When it comes to configuration, GitLab provides only 5 predetermined ‘roles’ that are not customizable at a granular level, and permissions cannot be separated by environments. For deployments, GitLab does not support RBAC, except for their native Kubernetes integration – that means no granular support for deployments that would allow for specific user, group, environment, or namespace mappings. Harness, on the other hand, provides fully-configurable CRUD access across every entity, whether services, environments, workflows, pipelines, or provisioners. Harness also provides full Deployment RBAC for an unlimited number of user groups across every application and environment. There are also separate permissions for governed pipeline execution than for individual workflow execution. For example, developers can kick off pipelines that meet all security and quality checks and have all required approvals in order to progress through environments, but can’t deploy directly to specific environments, like staging or prod.
GitLab does not offer native secrets management capabilities. They have selected Vault by HashiCorp as their first supported secrets management partner, which means you must first configure your Vault server. Harness, on the other hand, offers proprietary, integrated secrets management. No third parties are required, but all of the major secrets managers are supported.
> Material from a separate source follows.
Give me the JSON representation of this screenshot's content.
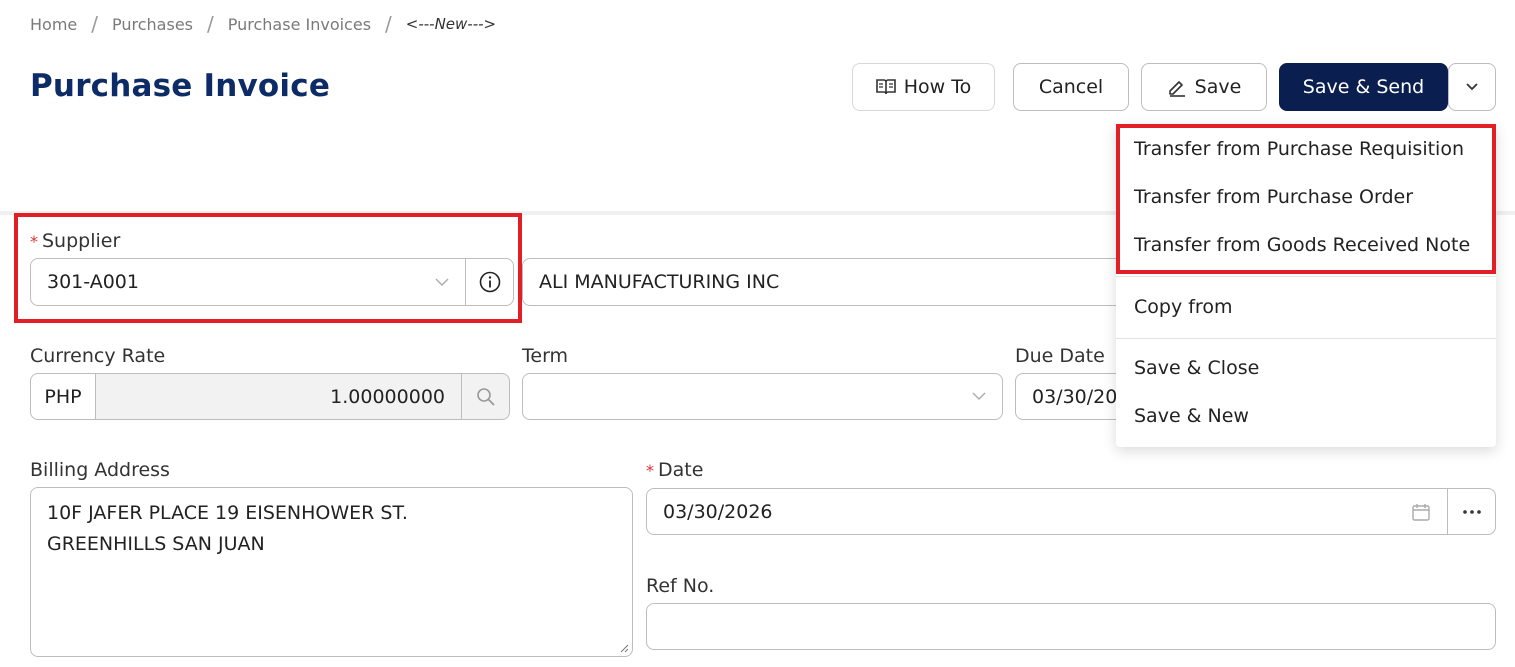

GitLab provides good governance and compliance features, but many of them are only available on their Premium or higher plans, audit trails included. GitLab provides a list of every [audit event](https://docs.gitlab.com/ee/administration/audit_events.html, some which are pruned after 30 days. Harness provides audit trails on every pipeline, workflow, step, execution, and change. It’s all audited by Harness so you have a complete trail of all user activity.
Harness offers a robust Software Engineering Insights module helping engineering leaders discover bottlenecks in delivery and help teams delivery more effectively and predictably. GitLab released a Value Stream Management product.
*Please note: Our competitors, just like us, release updates to their products on a regular cadence. We keep these pages updated to the best of our ability, but there are bound to be discrepancies. For the most up-to-date information on competitor features, browsing the competitor’s new release pages and communities are your best bet.